Depois, e tendo isso em mente, prevê o artigo 220.º do Código de Processo Penal que «1 - Os detidos à ordem de qualquer autoridade podem requerer ao juiz de instrução da área onde se encontrarem que ordene a sua imediata apresentação judicial, com algum dos seguintes fundamentos: a) Estar excedido o prazo para entrega ao poder judicial; b) Manter-se a detenção fora dos locais legalmente permitidos; c) Ter sido a detenção efectuada ou ordenada por entidade incompetente; d) Ser a detenção motivada por facto pelo qual a lei a não permite.».

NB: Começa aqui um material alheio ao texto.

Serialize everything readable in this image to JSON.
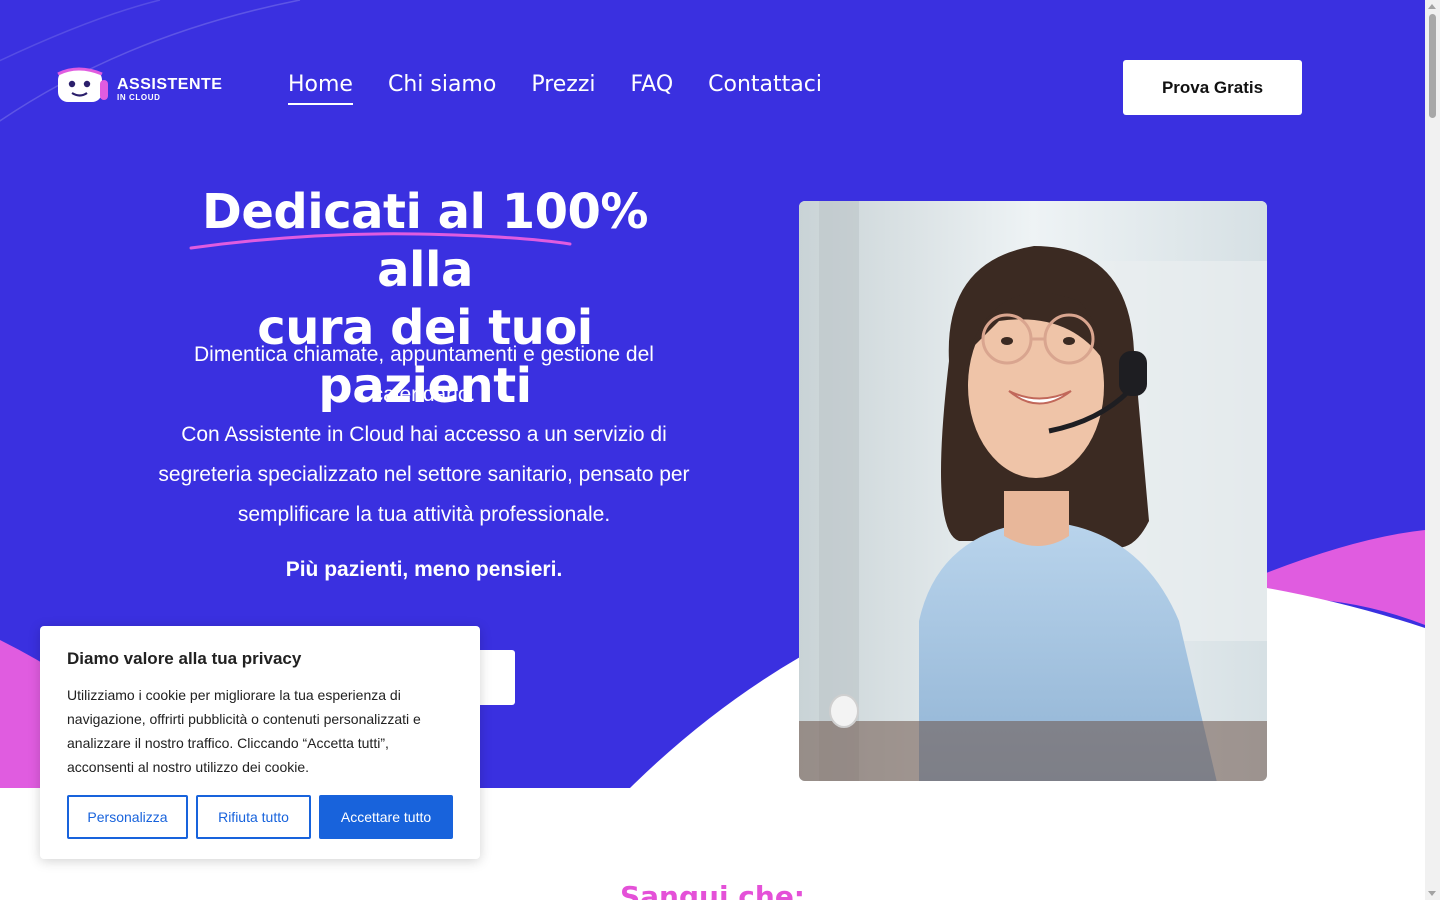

Ora, não estando aqui em crise o prazo para entrega ao poder judicial do detido, a detenção se manter fora dos locais legalmente permitidos e/ou ser a mesma motivada por facto pelo qual a lei a não permite, resta a análise do pressuposto alinhavado na alínea c), ou seja, a detenção ter sido efectuada ou ordenada por entidade incompetente.

Vejamos.

«O habeas corpus não é um processo de reparação dos direitos individuais ofendidos, nem de repressão das infracções cometidas por quem exerce o poder público, pois que uma e outra são realizadas pelos meios civis e penais ordinários. É antes um remédio excepcional para proteger a liberdade individual nos casos em que não haja qualquer outro meio legal de fazer cessar a ofensa ilegítima dessa liberdade. Com a cessação da ilegalidade de ofensa fica realizado o fim próprio do habeas corpus. De outro modo, tratar-se-ia de simples duplicação dos meios legais de recurso» – neste sentido, vide Conselheiro M. Maia Gonçalves, 12.ª edição, p. 476.

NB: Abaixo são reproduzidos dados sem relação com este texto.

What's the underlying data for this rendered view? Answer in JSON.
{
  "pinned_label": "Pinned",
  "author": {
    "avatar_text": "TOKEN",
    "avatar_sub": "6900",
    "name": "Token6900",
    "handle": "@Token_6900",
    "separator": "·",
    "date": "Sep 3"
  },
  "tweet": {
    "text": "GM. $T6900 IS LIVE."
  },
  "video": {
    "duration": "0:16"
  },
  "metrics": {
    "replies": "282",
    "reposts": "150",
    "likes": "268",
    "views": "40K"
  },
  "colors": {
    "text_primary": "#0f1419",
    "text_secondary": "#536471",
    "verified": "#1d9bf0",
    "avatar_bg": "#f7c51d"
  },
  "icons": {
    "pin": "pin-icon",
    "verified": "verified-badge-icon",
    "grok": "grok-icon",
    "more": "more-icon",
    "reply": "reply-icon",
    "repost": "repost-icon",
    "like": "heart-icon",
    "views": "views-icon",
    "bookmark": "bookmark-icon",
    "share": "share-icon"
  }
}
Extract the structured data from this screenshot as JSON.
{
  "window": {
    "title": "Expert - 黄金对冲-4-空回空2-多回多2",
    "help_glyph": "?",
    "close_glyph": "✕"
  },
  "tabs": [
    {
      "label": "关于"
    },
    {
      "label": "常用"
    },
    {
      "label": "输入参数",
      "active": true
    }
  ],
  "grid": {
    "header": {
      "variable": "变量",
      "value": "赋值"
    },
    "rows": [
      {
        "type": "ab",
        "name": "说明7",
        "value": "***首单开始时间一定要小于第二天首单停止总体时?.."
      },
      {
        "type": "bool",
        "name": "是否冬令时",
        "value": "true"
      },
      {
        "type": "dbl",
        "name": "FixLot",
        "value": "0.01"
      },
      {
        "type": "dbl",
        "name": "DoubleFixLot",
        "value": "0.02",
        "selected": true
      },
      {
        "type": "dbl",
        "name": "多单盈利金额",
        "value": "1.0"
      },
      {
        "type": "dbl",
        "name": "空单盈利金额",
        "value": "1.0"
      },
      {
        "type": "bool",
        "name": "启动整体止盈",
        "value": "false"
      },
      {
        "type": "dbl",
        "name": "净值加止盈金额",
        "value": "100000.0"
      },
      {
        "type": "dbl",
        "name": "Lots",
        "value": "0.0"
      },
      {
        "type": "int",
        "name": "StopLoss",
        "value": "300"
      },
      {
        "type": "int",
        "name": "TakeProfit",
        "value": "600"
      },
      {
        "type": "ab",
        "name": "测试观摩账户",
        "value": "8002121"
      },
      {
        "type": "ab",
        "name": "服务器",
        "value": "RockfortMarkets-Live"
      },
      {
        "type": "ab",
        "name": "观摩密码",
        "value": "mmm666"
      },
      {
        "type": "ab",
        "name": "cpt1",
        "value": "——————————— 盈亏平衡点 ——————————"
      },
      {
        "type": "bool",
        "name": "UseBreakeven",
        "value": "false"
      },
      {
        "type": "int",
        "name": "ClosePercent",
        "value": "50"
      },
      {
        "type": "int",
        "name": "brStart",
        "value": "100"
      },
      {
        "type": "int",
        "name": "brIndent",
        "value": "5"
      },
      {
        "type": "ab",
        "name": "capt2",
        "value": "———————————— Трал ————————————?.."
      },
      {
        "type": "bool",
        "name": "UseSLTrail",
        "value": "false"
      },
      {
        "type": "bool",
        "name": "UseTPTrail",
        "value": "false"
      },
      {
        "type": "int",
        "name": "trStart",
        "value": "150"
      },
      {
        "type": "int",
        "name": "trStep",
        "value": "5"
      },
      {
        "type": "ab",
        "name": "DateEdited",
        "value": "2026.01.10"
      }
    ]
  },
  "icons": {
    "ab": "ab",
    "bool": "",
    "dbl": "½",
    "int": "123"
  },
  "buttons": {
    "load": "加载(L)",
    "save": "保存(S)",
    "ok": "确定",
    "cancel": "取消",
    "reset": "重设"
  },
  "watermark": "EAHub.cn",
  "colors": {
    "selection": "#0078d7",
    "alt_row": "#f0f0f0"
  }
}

Por isso, anota ainda aquele comentador que «a providência de habeas corpus se destina a dar remédio imediato a situações de detenção ilegal ou de prisão ilegal, e não a quaisquer outras irregularidades processuais.»

Já o Professor Paulo Pinto de Albuquerque refere, no Comentário do Código de Processo Penal à luz da Constituição da República Portuguesa e da Convença Europeia dos Direitos do Homem, 2.ª edição, p. 609, «nem a insuficiência de indícios da prática de crime nem os vícios do mandado de detenção da autoridade judiciária constituem fundamento do habeas corpus em virtude de detenção ilegal (por identidade de razão, acórdão do TC n.° 423/2003).»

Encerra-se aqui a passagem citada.